A significant highlight of the Budget was the emphasis on critical minerals. The finance minister announced a full exemption from customs duties on 25 essential minerals, including copper ore, cobalt, vanadium, and lithium, and reduced the Basic Customs Duty on a few others like palladium and platinum. These minerals drive nuclear energy, renewable energy, space, defence, telecom, e-mobility and high-tech electronics. The measures outlined in the Budget are pivotal to India’s strategy for establishing reliable, diversified, and sustainable supply chains for these critical minerals and will play an important role in India’s clean energy transition.
Additionally, the Budget introduced a flagship Critical Minerals Mission (CMM). The Critical Minerals Mission aims to create a dependable and secure supply chain for critical minerals in India by focusing on three key areas: enhancing domestic production, securing international resources, and encouraging recycling.

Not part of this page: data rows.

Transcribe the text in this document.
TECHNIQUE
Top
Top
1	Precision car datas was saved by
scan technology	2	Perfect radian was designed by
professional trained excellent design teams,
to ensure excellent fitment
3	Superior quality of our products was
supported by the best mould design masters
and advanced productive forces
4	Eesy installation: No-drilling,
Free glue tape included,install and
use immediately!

This mission will focus on technology development, building a skilled workforce, implementing an extended producer responsibility framework, and creating an effective financing mechanism. If formulated and implemented effectively, the Critical Minerals Mission (CMM) will significantly enhance the utilisation of these minerals and mitigate supply risks arising from geopolitical factors and natural constraints. With this announcement, FM has provided further impetus to India’s energy transition journey. Additionally, the budget’s focus on energy security, including recognition of hard-to-abate sectors, support for renewable energy, and new opportunities for private participation in nuclear power, is commendable.

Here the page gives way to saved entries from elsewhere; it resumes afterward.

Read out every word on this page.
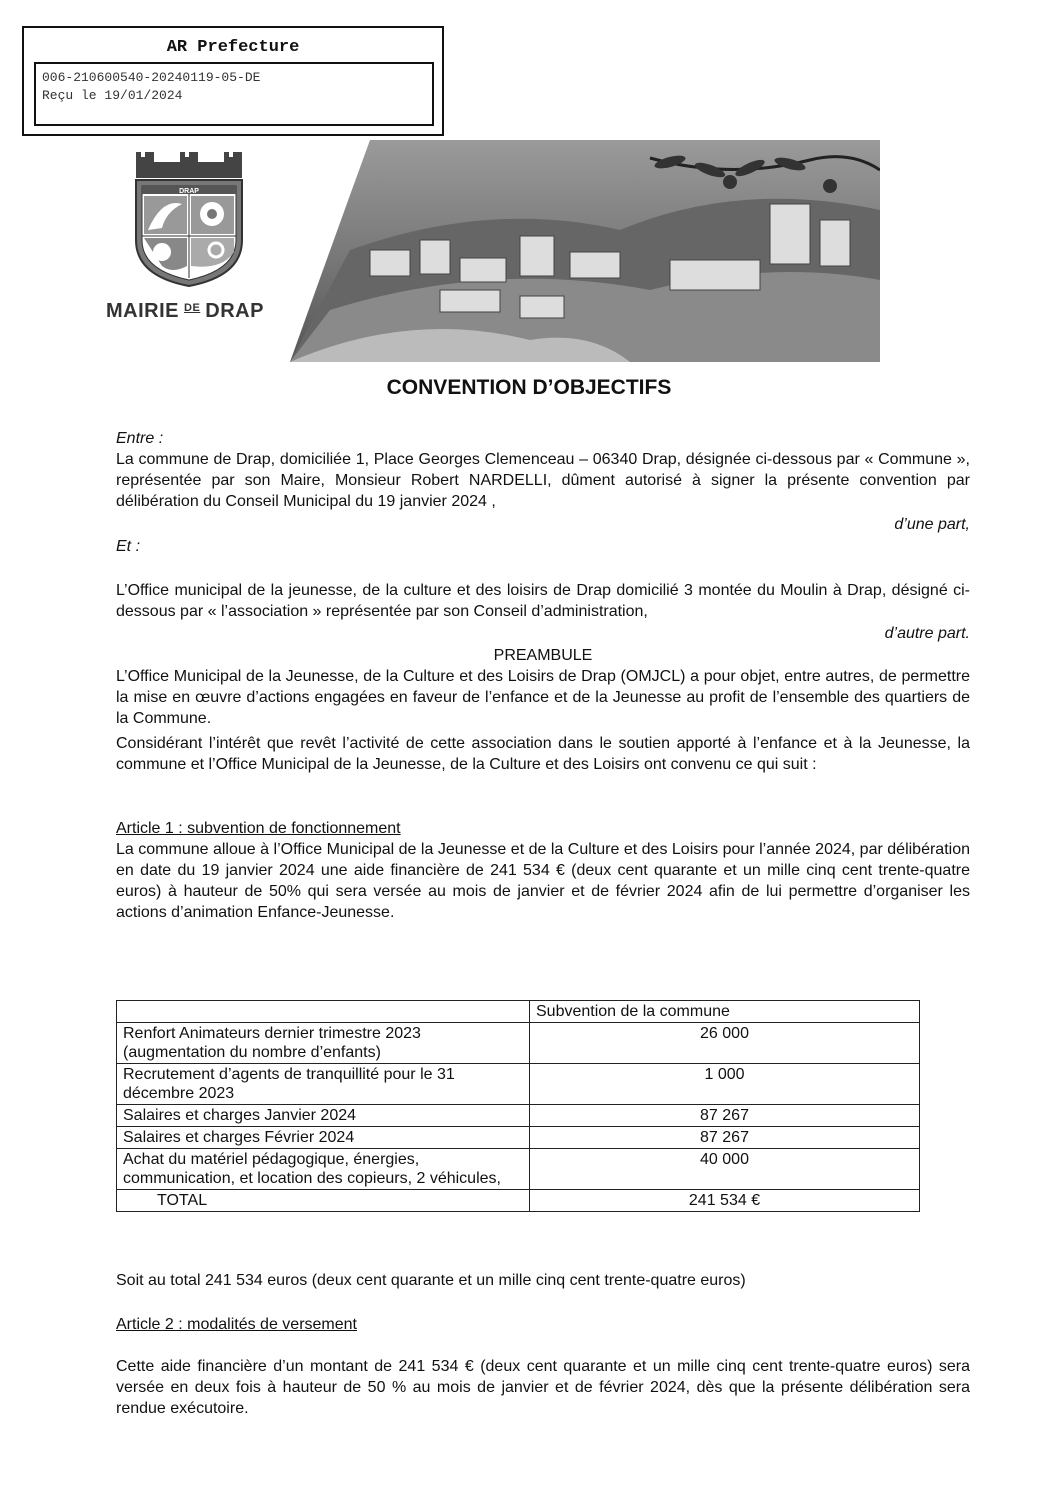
AR Prefecture
006-210600540-20240119-05-DE
Reçu le 19/01/2024
DRAP
MAIRIE $^{DE}$ DRAP
CONVENTION D’OBJECTIFS
Entre :
La commune de Drap, domiciliée 1, Place Georges Clemenceau – 06340 Drap, désignée ci-dessous par « Commune », représentée par son Maire, Monsieur Robert NARDELLI, dûment autorisé à signer la présente convention par délibération du Conseil Municipal du 19 janvier 2024 ,
d’une part,
Et :
L’Office municipal de la jeunesse, de la culture et des loisirs de Drap domicilié 3 montée du Moulin à Drap, désigné ci-dessous par « l’association » représentée par son Conseil d’administration,
d’autre part.
PREAMBULE
L’Office Municipal de la Jeunesse, de la Culture et des Loisirs de Drap (OMJCL) a pour objet, entre autres, de permettre la mise en œuvre d’actions engagées en faveur de l’enfance et de la Jeunesse au profit de l’ensemble des quartiers de la Commune.
Considérant l’intérêt que revêt l’activité de cette association dans le soutien apporté à l’enfance et à la Jeunesse, la commune et l’Office Municipal de la Jeunesse, de la Culture et des Loisirs ont convenu ce qui suit :
Article 1 : subvention de fonctionnement
La commune alloue à l’Office Municipal de la Jeunesse et de la Culture et des Loisirs pour l’année 2024, par délibération en date du 19 janvier 2024 une aide financière de 241 534 € (deux cent quarante et un mille cinq cent trente-quatre euros) à hauteur de 50% qui sera versée au mois de janvier et de février 2024 afin de lui permettre d’organiser les actions d’animation Enfance-Jeunesse.
	Subvention de la commune
Renfort Animateurs dernier trimestre 2023 (augmentation du nombre d’enfants)	26 000
Recrutement d’agents de tranquillité pour le 31 décembre 2023	1 000
Salaires et charges Janvier 2024	87 267
Salaires et charges Février 2024	87 267
Achat du matériel pédagogique, énergies, communication, et location des copieurs, 2 véhicules,	40 000
TOTAL	241 534 €
Soit au total 241 534 euros (deux cent quarante et un mille cinq cent trente-quatre euros)
Article 2 : modalités de versement
Cette aide financière d’un montant de 241 534 € (deux cent quarante et un mille cinq cent trente-quatre euros) sera versée en deux fois à hauteur de 50 % au mois de janvier et de février 2024, dès que la présente délibération sera rendue exécutoire.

To reduce the cost of steel and copper production, the government removed the BCD on ferro nickel and blister copper. This will help enhance the competitiveness of India’s steel and copper sector. Further, reductions in customs duties on gold and silver are expected to encourage value addition in precious metal jewellery.
Way forward
The Budget has taken bold steps towards securing critical mineral supply chains; however, India needs more mineral processing and refining capacity. Extracting and refining minerals is both technologically intensive and costly. Going forward, a holistic national-level critical mineral strategy focusing on building a secure value chain and robust ecosystem for financial assistance, exploration, skill and technological development, partnerships, R&D, and foreign acquisitions will be needed.
A clear set of guidelines on sustainable and responsible mining will be needed to further boost sustainable mining. The government may also consider relaxing certain duties and levies (such as royalty, DMF, NMET, etc.) for using sustainable mining practices and technologies to further incentivise green mining.
To secure minerals at risk of supply disruption due to geopolitics, the government could review and streamline the upcoming Free Trade Agreement (FTA) with the EU, Peru and other countries that hold mineral reserves. If FTA negotiations take time, Early Harvest Schemes could also be explored.
Enhancing logistics infrastructure in mineral-rich areas and measures to increase private participation in exploration activities and incentive mechanisms can be explored. Higher taxation on mining firms (45-50 per cent) in India vs. 25-30 per cent per cent in countries such as Australia and Canada is also a deterrent. The latter countries account for almost 15-20 per cent of global exploration spending compared to India’s 0.3 per cent. Targeted policy measures can help increase the same.
Overall, the Budget provides a robust foundation for the next few years by emphasising fiscal responsibility, investment, and inclusive and sustainable growth. It sets the path towards achieving Viksit Bharat. The metals and mining industry is committed to partnering with the government in this transformative journey for the sector.